The record in an election case warranted a finding by the trial judge that "there was sufficient identification" of the petitioner as the candidate for a town office for whom voters intended to vote when they wrote a name for that office on their ballots and that they "knew that they were voting for . . . [the petitioner] and not for" a man with a name similar to the petitioner's who had not been a candidate for office or active politically, and the ballots cast for the petitioner should have been counted for him even though the voters had not written his residence thereon as directed by G. L. c. 54, Section 77.
PETITION for a writ of mandamus filed in the Superior Court on May 23, 1963.
Edwin J. Lipinski was allowed to intervene. The case was heard by Brogna, J.
Sebastian J. Ruggeri (Edward M. Dangel & Leo E. Sherry with him) for the intervener.
Douglas E. O'Neil for the petitioner.
WHITTEMORE, J. The petitioner Maiewski sought a writ of mandamus to correct a recount of the ballots cast March 4, 1963, in a contest for the office of selectman of Deerfield in which Maiewski ran as a write in candidate. The board
of registrars had certified that 445 votes had been cast for the intervener (Lipinski) and that 420 votes had been cast for Maiewski. The judge in the Superior Court ruled that 92 ballots counted as blanks by the registrars should have been counted for Maiewski and ordered that the writ should issue accordingly.
The asserted defect noted by the board on each of these ballots was that in writing Maiewski's name in the place provided the voter had omitted Maiewski's address.
The judge found that there was another voter in Deerfield whose name, Henry A. Majewski, was similar to the petitioner's but that Majewski had not been a candidate for office or active politically while the petitioner had been outspoken against the previous board of selectmen and had campaigned on the issue of erecting a bridge in South Deerfield. The judge concluded that "there was sufficient identification of the petitioner and that the voters knew that they were voting for him and not for Henry A. Majewski." [Note 1]
This finding was warranted on the excerpts of testimony included in the record and on the exhibits. In the light of the finding the ruling that the ballots should be counted was right. General Laws c. 54, Section 77, provides that in casting a write in vote the voter shall insert "the name and residence of . . . [the] candidate in the space provided therefor and . . . [make] a cross in the square at the right . . .." However, in O'Brien v. Board of Election Commrs. 257 Mass. 332 , 338-339, the directory nature of the requirement to write in the candidate's residence was recognized.

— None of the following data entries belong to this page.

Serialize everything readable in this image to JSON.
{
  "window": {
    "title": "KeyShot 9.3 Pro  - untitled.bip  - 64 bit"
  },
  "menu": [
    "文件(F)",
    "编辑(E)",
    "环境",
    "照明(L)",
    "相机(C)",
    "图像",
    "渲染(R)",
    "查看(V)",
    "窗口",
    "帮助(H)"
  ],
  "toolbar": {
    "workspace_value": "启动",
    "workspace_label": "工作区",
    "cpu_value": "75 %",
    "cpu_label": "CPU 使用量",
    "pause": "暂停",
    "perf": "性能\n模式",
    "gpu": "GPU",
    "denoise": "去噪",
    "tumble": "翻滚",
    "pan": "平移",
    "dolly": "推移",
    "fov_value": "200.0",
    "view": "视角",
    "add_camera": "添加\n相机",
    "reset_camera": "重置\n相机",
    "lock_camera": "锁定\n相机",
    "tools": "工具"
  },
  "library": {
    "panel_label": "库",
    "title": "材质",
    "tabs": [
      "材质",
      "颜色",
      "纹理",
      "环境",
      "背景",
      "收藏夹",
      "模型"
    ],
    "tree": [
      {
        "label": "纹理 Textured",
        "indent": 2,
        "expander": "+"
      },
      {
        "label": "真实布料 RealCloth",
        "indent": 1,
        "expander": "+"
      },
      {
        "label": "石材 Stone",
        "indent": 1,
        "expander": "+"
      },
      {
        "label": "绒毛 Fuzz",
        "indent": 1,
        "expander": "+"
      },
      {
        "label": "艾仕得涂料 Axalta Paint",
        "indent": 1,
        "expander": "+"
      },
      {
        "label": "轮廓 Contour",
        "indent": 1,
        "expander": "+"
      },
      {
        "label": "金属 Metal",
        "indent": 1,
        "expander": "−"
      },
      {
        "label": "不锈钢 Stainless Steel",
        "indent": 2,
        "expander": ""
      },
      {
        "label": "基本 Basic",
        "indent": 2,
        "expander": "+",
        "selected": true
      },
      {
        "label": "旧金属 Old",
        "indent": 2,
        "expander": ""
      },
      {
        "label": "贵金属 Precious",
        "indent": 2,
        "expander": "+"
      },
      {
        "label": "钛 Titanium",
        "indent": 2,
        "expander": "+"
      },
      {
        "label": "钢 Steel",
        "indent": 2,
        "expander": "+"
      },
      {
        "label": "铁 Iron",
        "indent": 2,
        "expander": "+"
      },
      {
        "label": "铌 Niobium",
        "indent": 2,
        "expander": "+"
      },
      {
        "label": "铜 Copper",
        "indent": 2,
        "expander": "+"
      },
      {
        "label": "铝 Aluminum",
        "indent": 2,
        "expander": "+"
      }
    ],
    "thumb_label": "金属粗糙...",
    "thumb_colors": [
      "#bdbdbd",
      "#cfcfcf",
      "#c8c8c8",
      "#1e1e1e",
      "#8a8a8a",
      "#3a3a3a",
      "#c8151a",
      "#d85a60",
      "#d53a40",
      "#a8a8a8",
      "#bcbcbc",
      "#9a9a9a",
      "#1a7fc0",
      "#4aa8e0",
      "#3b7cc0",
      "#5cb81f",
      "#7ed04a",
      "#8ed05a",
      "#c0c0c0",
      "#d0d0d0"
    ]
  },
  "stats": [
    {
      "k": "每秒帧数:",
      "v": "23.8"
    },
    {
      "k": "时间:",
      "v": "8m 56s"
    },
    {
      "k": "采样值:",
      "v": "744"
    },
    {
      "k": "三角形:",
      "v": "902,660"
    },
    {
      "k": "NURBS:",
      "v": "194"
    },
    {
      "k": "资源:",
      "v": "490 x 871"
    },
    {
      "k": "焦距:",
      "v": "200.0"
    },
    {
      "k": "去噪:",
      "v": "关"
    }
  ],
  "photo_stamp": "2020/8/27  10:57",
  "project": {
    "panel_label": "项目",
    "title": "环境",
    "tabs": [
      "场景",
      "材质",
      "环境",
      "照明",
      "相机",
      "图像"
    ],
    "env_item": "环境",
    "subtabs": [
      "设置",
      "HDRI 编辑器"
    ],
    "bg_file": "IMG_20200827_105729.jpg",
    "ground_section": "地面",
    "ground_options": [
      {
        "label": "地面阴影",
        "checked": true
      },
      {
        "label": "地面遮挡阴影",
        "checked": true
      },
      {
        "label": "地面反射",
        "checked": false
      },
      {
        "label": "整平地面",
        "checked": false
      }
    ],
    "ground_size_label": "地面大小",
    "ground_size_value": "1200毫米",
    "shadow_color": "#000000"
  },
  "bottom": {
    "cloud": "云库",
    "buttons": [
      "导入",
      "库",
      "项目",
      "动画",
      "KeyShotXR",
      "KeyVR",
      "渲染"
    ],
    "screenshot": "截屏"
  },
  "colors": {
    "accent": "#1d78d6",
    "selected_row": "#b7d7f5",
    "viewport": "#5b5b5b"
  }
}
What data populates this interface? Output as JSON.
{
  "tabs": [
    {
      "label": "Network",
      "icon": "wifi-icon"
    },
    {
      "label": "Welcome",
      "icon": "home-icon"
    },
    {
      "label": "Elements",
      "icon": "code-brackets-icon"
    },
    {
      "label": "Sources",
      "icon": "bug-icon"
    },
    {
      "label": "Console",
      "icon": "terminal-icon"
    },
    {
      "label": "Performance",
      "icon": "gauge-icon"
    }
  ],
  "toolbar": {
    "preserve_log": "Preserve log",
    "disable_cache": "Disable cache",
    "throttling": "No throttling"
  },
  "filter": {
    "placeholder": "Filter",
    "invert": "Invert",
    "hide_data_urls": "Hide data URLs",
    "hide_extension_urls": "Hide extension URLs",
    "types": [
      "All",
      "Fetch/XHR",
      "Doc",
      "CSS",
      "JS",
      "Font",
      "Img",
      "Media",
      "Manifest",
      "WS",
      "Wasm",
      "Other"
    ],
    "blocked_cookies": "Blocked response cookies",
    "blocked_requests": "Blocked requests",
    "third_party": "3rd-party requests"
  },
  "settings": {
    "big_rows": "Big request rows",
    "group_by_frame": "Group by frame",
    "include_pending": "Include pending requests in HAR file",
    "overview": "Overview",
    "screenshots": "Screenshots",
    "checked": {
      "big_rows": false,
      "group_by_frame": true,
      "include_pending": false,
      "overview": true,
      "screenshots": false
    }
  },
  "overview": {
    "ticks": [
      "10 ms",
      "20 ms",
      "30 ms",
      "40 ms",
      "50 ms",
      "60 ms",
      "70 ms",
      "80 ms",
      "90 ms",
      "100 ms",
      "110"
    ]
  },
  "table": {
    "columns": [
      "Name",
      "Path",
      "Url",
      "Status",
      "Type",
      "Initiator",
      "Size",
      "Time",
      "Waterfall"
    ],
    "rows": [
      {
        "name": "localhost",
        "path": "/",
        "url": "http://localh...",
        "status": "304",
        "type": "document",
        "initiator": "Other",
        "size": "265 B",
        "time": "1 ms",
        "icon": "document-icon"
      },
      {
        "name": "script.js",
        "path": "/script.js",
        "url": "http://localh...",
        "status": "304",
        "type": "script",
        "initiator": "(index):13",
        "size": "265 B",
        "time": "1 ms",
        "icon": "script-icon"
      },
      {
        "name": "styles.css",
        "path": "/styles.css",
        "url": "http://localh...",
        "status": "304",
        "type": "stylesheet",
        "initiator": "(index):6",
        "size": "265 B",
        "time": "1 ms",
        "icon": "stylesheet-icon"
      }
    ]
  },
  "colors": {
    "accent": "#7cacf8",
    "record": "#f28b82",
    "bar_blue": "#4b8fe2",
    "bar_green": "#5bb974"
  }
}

The court said "that if the intent of the voter can be determined with reasonable certainty from an inspection of the ballot,
in the light of the generally known conditions attendant upon the election, effect must be given to that intent . . ., provided the voter has substantially complied with the requisites of the election law . . . . The omission of the residence of the intervenor on some ballots [on which the name had been written by the voters] rightly was found not to invalidate such votes." See G. L. c. 54, Section 106 ("if his choice cannot be determined, his ballot shall not be counted . . .."); Ray v. Registrars of Voters of Ashland, 221 Mass. 223 , 227-228; DePetrillo v. Registrars of Voters of Rehoboth, 342 Mass. 13 , 14-15.
The intervener's brief asserts, without amplification of the point, that the "recount was invalid by failure of . . . compliance with . . . G. L. . . . c. 54, Section 135, in the same manner as appears in Felch v. Registrars of Voters of Salisbury, 336 Mass. 7 ." See Early v. Board of Registrars of Voters of Worcester, 345 Mass. 47 . There is no finding in respect of such an issue. The pleadings do not present it. Indeed, the intervener's answer asserts that the "recount was . . . in conformity with law in all respects . . .." The issue is not before us on this appeal. [Note 2]
The judge found "minor infractions of the election law . . . [that] did not materially affect the election and free choice of the voters." There is no basis for concluding otherwise and we need not determine whether and to what extent the election laws were violated.
[Note 1] The name written on the ballots validated by the judge was the petitioner's name "Henry Maiewski" as it appears on the voting list. On some ballots there was a minor variation in the spelling of the name "Maiewski" but the ballots entirely in order, except for the omission of the address, are sufficient in number, if counted, to overcome Lipinski's lead. On two ballots the name appears as "Henry J. Maiewski." This is the name of the petitioner according to the title of this petition. The judge described the petitioner as Henry J. Maiewski. The petitioner's printed sticker and his flyer, both in evidence, named him without the middle initial. The name Henry A. Majewski appears on no challenged ballot. The discrepancy in respect of the petitioner's middle initial does not, in our view, affect the result.
[Note 2] The protested ballots are before us. They were indorsed as required by G. L. c. 54, Section 135, so that it is plain that the deficiency stressed in the Felch case did not exist. The exhibits and the abbreviated record do not show with certainty just what was done as to sealing the protested ballots and the other ballots.